Remember that the page table is already indexed by the virtual page
number. So why store redundant information already in the TranlationEntry
object. Why not use it to store the spn?  You can assume that the swap
file can be grown as needed and write a method to do it. But at the
same time, whenever there is a hole in the swap file, you should
re-use it.

Lazy loading:

Above we have seen how to get a physical pages (even when there are no
free pages!!). Once you get a physical page, how to load the
appropriate content into it? Stop here and compare to project2. In
proj2 we loaded a page only once at the beginning and the page stayed
in the memory throughout the lifetime of the process. But here, you
may need to load the same page multiple times - why?

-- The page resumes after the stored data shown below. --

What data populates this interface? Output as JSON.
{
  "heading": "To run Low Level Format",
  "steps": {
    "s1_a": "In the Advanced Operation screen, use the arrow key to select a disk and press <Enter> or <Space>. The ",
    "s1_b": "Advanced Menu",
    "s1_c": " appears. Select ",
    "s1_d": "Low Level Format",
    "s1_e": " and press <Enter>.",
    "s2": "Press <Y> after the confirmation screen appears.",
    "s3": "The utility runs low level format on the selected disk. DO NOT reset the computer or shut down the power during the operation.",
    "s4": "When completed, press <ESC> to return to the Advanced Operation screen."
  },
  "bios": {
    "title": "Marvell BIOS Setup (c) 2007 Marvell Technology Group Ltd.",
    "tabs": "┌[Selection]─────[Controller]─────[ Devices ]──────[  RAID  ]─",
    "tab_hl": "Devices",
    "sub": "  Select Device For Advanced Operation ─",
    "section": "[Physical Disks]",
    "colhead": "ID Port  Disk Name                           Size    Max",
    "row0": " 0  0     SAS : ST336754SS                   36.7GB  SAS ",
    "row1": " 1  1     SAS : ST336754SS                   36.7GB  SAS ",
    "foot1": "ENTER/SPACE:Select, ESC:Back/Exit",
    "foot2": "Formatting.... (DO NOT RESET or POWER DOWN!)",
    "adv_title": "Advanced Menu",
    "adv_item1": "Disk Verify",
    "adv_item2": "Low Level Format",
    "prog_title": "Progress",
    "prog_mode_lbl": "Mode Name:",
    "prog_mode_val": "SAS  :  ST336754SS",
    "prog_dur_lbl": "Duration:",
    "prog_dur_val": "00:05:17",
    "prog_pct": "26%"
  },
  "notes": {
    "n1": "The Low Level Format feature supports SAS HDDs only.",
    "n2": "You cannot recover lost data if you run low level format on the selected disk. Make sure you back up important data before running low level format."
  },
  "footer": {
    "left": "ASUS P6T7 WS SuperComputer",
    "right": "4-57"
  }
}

Because, if the
page is evited (can be simply evicted or swapped out and then evicted
if it was a dirty page), then it will not be in the physical memory.

What are the sources of the page content? Can be .coff file or swap
file. Basically when you start the program, you would not have any of
the pages in the swap file so you will load it from the .coff file
(and initialize stack pages to zero). But once the process progresses
and faults on a page (valid bit is false), after getting a free page,
you need to copy the required virtual page content to the free page
obtained. So you need to decide the source - if it is a readonly page,
you know you can get it from the .coff file (you need to know which
section of the coff section to load at the given virtual address). If
not, probably you can look at the TE.vpn to know whether to just fill
zeros (unaffected stack page) or to read the contents from the swap
file (for modified pages which are backed up in the swap file).